My interpretation would be that @internal is acceptable to use in core, but maybe we should be a little more precise, because it's not clear that we want to use *all* of this stuff indiscriminately in core -- at the very least we ought to mark the things used in core so that we don't 'accidentally' break core by changing them in Parsoid.

Might be worth distinguishing three categories of Parsoid APIs; I'm going to make up @tags for them:

  • For use by Extensions: @stable-ext
  • For use by core: @internal-core
  • For use by parsertests @internal-tests
  • For use by the REST API @internal-rest

The first category is closest to @stable in core's Stable Interface Policy, since there are third parties involved so deprecation/waiting a release cycle/etc is probably warranted.
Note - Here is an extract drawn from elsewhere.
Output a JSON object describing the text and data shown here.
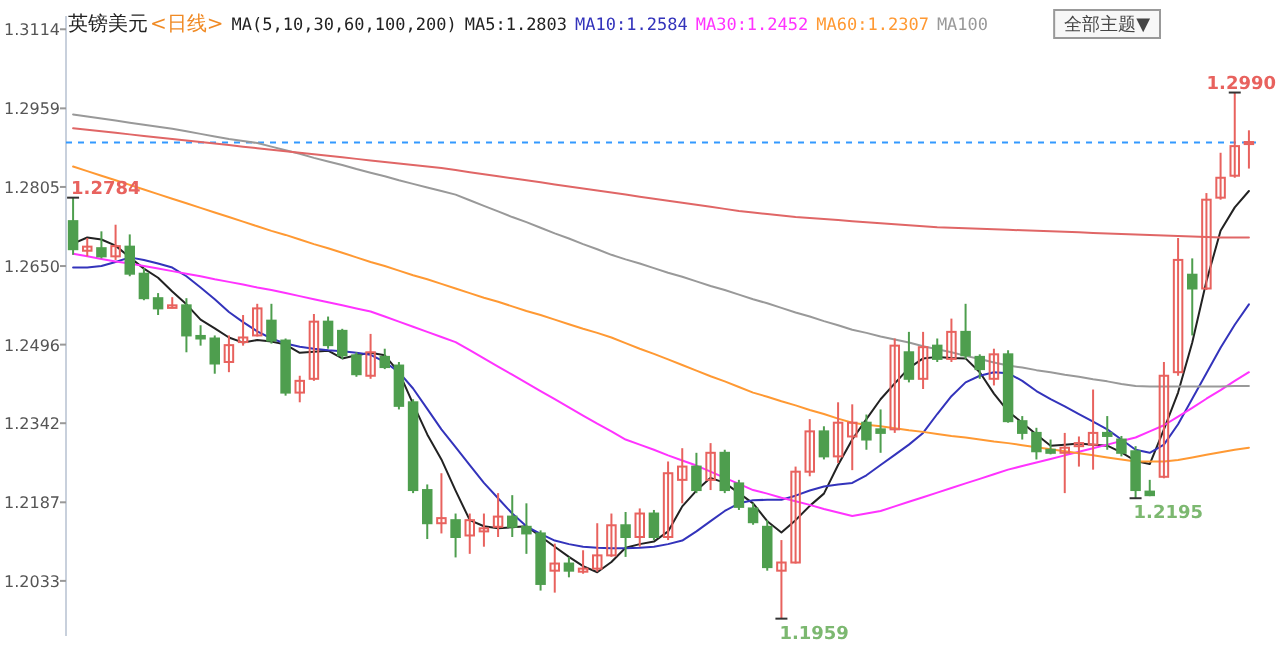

The second and third categories are more like @internal in core's Stable Interface Policy -- they can be changed without extensive deprecation etc, but I think we still want a little bit of control/enforcement over what exactly is used here to reduce the possibility of unintentional breakage in production.
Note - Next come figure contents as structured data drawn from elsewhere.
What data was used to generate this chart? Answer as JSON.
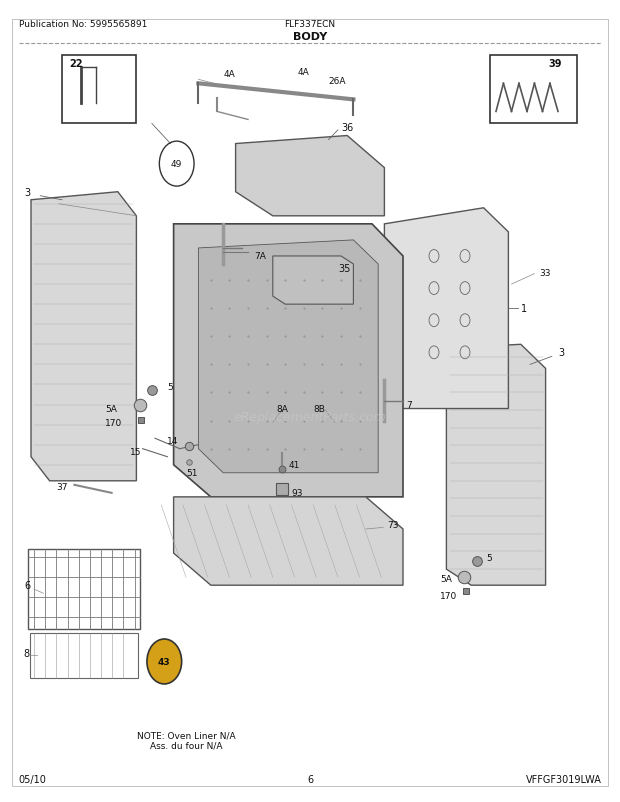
{
  "title": "BODY",
  "pub_no": "Publication No: 5995565891",
  "model": "FLF337ECN",
  "diagram_id": "VFFGF3019LWA",
  "date": "05/10",
  "page": "6",
  "note_line1": "NOTE: Oven Liner N/A",
  "note_line2": "Ass. du four N/A",
  "watermark": "eReplacementParts.com",
  "bg_color": "#ffffff",
  "line_color": "#555555",
  "text_color": "#111111"
}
The last category is perhaps the hardest, since historically the REST API was part of Parsoid, not core, and might want more internal access to Parsoid that otherwise warranted. Daniel has talked about pulling this API into an extension, though. It seems like this *might* warrant a separate marking, since methods exported for use by the REST API may not be appropriate for general third party use.
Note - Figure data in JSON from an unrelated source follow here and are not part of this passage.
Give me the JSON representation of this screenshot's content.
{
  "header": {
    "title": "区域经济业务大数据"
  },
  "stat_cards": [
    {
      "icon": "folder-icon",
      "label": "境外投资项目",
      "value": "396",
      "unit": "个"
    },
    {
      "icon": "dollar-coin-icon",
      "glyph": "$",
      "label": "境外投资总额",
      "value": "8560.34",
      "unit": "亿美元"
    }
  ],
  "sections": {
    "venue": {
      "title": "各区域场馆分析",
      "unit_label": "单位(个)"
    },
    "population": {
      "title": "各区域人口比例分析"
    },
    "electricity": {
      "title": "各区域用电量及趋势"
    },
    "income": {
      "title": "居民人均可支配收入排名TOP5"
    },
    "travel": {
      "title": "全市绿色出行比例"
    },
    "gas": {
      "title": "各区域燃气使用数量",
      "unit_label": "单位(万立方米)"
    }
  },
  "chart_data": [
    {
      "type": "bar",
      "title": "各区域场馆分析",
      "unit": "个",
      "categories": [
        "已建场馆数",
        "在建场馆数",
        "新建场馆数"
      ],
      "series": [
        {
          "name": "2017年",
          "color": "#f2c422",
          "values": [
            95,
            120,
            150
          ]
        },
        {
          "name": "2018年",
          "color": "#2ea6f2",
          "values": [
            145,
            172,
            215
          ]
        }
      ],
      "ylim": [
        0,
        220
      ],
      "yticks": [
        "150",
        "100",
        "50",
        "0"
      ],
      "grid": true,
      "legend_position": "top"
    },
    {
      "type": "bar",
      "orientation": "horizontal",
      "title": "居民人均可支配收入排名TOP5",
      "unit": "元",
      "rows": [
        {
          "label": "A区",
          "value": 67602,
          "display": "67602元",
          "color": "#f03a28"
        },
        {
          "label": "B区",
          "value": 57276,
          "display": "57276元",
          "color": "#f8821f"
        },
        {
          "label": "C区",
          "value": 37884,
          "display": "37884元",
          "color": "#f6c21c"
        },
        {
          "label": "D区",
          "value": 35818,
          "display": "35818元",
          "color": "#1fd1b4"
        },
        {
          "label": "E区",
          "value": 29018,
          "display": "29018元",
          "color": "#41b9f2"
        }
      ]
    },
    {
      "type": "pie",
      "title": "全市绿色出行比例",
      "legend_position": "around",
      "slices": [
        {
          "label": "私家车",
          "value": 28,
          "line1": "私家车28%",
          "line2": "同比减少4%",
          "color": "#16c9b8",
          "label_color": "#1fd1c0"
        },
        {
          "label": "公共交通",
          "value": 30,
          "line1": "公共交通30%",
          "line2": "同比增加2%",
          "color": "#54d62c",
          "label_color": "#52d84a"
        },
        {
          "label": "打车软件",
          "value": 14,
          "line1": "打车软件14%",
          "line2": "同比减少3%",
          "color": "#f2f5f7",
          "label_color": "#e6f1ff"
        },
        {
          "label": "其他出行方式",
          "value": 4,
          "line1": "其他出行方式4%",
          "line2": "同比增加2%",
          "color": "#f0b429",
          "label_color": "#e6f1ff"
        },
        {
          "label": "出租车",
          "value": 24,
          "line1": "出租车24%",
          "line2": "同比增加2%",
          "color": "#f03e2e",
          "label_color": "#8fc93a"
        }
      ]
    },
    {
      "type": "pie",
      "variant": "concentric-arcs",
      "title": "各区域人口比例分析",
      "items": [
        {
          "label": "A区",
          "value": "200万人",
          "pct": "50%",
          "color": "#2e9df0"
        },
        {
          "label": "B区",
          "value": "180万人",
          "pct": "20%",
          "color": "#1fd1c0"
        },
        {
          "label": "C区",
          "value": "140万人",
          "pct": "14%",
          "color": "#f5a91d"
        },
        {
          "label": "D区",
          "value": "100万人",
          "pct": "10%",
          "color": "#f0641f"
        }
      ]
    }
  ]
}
Going through subbu's list:

The *\Config\* stuff is obviously meant to be used by core, but probably not meant to be used by extensions except possibly via the MediaWiki service which supplies it. (But maybe not even then.) @internal-core

The *\DOM\* stuff is similarly meant to be used, so should probably just be added to the stable interface policy. @stable

There's a bunch of stuff in ParserTests which is intended to be used *in dev mode only* (ie for running tests) but not for production code. I'm not sure how to enforce that, exactly. We used to keep the parser test stuff in the composer -dev path, but that didn't work with how CI was running tests for some reason. Needs investigation. @internal-tests

The troublesome bits are the stuff in *\Utils\*. I can't tell if that's more incidental use in parser tests (which is /probably/ ok?) or more subtle dependencies between core and Parsoid (perhaps in the REST API?). I think we'd already talked about moving DOMUtils/DOMCompat to Core (or to a separate library). But the other stuff probably needs closer examination.

Just as a quick add-on -- I think the real blocking child task here is to configure CI (phan?) to enforce some of these guidelines. If we want to have fine-grained stability markers ("some methods in Util are @stable and some are @internal") instead of the big-hammer "everything in this namespace is @stable") then we need some tooling support.